Empresas brasileiras sobrevivem por mais tempo, mas 15% ainda ‘morrem’ no 1º ano

2 de outubro de 2012

O brasileiro é conhecido por várias características. A de empreendedor é uma
delas e nos últimos anos ela vem amadurecendo e dando bons resultados. O
Instituto Brasileiro de Planejamento Tributário (IBPT) tem um índice chamado
“Empresômetro” que mede a quantidade de novos negócios no país. Este ano, de
janeiro até setembro, o Brasil passou a ter 1.297.685 novas empresas.

O
estudo mostra as categorias, a distribuição pelas regiões do país e o setores.
As de serviços foram as que mais cresceram esse ano. Em segundo veio comércio,
seguido pela indústria. A maioria delas – 97% – , é de empresas privadas. A
categoria que mais cresceu em 2012, foi a chamada MEI – Microempreendedor
Individual, com 849.782, segundo o IBPT.

“Há uma criação maior de
pequenos empreendimentos em dois momentos da economia – quando está muito bem ou
muito mal. Quando há um desemprego maior, as pessoas pegam suas economias e
aplicam num pequeno negócio. Nos últimos anos, como não vivemos essa situação,
houve uma quantidade importante de formalização dessas empresas”, diz Gilberto
Amaral, coordenador de estudos do IBPT.

Nesta terça-feira o instituto vai
divulgar um estudo mais completo sobre o quadro geral das empresas no Brasil.
Com exclusividade para o G1, o coordenador do IBPT antecipou um dado importante
e que revela a maturidade dos empreendedores brasileiros – a mortalidade das
empresas, ou seja, as que “morrem” no primeiro ano de vida, é hoje de 15% do
total dos novos negócios. Segundo o IBPT, isso é menos da metade do que
acontecia no Brasil na década de 70.

“No passado a principal causa era a
falta de acesso ao crédito. Atualmente, é a falta de estrutura e planejamento.
Hoje, para empreender é necessário ter uma analise boa do mercado porque a
concorrência é maior. Esse quadro demonstra um maior grau de maturidade das
empresas”, afirma Gilberto Amaral.

O crédito é um dos combustíveis do
desempenho do “empresômetro”. A escolha pelo setor de serviços é um reflexo da
economia atual em que há muito emprego, renda em alta e apetite por consumo. Mas
o fôlego para manter esse ritmo de abertura de empresas pode estar chegando ao
fim.

“Não vejo mais espaço para a abertura de tantos novos negócios,
principalmente se olharmos as empresas fora da categoria MEI. A criação de
filiais, por exemplo, tem diminuído de ritmo esse ano.
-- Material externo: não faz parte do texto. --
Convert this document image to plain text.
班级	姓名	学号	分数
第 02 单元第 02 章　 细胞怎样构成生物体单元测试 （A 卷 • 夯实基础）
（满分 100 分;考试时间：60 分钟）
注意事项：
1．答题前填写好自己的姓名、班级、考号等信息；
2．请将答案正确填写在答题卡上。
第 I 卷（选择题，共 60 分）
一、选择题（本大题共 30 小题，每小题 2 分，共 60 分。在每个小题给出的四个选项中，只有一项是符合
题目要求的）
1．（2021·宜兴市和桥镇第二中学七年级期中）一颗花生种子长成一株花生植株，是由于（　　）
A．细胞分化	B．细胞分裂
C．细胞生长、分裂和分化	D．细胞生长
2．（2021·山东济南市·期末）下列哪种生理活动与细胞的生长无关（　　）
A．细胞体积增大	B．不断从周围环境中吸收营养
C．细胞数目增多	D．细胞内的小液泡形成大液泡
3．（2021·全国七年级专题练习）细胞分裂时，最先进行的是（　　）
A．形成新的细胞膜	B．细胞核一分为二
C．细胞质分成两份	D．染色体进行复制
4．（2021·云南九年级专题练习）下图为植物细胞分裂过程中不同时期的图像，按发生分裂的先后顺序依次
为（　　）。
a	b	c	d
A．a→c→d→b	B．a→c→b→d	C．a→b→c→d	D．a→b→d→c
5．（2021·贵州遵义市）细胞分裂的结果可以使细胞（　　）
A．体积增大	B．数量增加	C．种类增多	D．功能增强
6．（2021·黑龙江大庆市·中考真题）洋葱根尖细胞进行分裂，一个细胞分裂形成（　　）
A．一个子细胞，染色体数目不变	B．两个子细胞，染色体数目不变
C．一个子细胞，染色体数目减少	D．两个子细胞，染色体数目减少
Para o ano que vem, não
vejo um cenário melhor, mesmo com a recuperação da economia. Mesmo em 2012, não
devemos repetir o desempenho de 2011 ou 2010. A construção civil puxou muitos
negócios até hoje, agora tende a se acomodar, assim como em vários setores”,
avalia o coordenador do IBPT.

Ainda assim, o empreendedor brasileiro de
hoje é mais arrojado e mais focado em seus planos. As novas tecnologias
disponíveis principalmente para o consumo, também ajudam muito – por exemplo a
internet, os pagamentos com cartão de crédito. É preciso mais de “software” do
que de “hardware” para começar um negócio.

“Essas pequenas empresas, da
categoria MEI, não dependem de um grande investimento. A empresa surge em razão
do sócio e não das mercadorias que serão vendidas. Elas precisam contar com a
habilidade dos empreendedores.

No estudo que será divulgado nesta
terça-feira, o IBPT vai mostrar que o país tem hoje mais de 12 milhões de
empreendimentos ativos, entre empresas, entidades privadas, órgãos públicos,
estrangeiras, entre outras. Numa conta simples, feita durante a entrevista com o
G1, Gilberto Amaral fica feliz com o resultado.

“Se a gente divide esses
12 milhões pela população brasileira, é como se tivéssemos uma empresa para cada
16 habitantes. Não tenho uma comparação com outros países, mas o número me
surpreendeu e acho muito positivo para o país”, disse o executivo.